He seemed, all at once, to have lost the trail.

Vinnie drew her blanket closer about her face and shoulders, and crouching close up against the trunk of a large tree, watched him eagerly.

He ran back and forth several times along the base of the acclivity, searching for the lost trail; then paused at last, with a quick, glad yelp, before a large rock that, almost hidden by the thick overhanging shrubbery along the hillside, seemed to be firmly imbedded in the earth.

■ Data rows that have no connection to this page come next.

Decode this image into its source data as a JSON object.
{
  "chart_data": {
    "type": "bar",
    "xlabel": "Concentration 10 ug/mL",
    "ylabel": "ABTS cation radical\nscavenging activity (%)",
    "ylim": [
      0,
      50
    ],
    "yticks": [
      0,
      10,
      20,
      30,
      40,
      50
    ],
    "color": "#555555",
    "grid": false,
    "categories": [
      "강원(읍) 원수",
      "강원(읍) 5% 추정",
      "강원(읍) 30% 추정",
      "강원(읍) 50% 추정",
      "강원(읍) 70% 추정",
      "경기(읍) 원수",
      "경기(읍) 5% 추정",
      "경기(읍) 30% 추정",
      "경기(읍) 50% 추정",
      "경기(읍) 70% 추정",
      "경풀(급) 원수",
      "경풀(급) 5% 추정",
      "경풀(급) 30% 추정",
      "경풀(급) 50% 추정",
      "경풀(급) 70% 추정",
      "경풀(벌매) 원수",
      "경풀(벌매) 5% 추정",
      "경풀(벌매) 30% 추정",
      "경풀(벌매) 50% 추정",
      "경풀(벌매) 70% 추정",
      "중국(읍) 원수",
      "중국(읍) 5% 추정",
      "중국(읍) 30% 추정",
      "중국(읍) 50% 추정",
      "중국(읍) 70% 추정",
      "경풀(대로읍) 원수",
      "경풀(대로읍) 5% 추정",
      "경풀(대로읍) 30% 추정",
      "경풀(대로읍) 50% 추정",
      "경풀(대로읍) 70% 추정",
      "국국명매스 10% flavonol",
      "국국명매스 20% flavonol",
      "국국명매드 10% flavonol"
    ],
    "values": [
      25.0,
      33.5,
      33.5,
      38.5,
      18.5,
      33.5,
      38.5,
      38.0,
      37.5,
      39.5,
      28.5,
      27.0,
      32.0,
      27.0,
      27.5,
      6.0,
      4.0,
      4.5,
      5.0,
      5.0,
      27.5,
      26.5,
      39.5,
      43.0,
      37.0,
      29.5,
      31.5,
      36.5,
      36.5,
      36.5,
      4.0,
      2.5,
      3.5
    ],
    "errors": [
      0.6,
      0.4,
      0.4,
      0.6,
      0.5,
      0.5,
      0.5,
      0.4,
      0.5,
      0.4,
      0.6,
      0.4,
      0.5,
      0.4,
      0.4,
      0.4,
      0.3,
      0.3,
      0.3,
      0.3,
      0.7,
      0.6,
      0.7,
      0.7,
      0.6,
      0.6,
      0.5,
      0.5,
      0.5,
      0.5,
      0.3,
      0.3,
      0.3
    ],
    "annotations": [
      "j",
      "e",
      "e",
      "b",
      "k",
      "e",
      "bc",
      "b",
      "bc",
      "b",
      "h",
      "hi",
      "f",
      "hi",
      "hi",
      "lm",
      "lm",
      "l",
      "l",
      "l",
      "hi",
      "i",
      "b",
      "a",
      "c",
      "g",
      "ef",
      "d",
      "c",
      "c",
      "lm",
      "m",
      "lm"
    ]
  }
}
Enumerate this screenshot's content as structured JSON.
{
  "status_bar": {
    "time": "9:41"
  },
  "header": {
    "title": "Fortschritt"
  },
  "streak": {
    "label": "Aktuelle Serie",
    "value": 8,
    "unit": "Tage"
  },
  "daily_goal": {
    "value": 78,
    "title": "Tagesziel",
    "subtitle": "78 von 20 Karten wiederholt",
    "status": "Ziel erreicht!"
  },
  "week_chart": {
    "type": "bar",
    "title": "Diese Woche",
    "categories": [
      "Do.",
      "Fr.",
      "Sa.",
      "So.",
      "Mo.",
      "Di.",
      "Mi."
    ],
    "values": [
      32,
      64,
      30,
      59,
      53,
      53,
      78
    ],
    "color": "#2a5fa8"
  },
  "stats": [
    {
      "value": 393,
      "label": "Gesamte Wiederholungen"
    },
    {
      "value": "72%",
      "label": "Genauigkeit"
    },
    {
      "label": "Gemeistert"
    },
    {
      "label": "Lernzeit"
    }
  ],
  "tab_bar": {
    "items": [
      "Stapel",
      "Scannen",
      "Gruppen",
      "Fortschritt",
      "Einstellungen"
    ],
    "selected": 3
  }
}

Then for several minutes he made no sign.

Had he lost the trail again?

He whined, and began to scratch away at the earth about the bottom of the bowlder.

Vinnie, at a loss to account for his strange behavior, drew the blanket up over her head, and creeping closer up under the friendly shelter of the great tree-trunk, looked on in wonder.

It did not occur to her that the flat stone might conceal the entrance to the cavern beyond—for she was indeed at the opening that led into the place where Leander Maybob, the giant hunter, had carried her father but a little while before.

Soon the blood-hound stopped digging, and sat down, with another long, low whine, keeping his red eyes fixed immovably on the dark surface of the rock before him.

“What can it mean?” Vinnie asked herself. “He does not search for the trail any longer. Why does he stop here? What is there about that rock? I wonder if it is immovable. Perhaps it covers the trail some way. I am going to attempt to move it. It looks very ponderous. It must be very heavy.”

She examined the bowlder closely, but could see nothing to indicate that it had ever been stirred from the place where it seemed so firmly imbedded into the earth.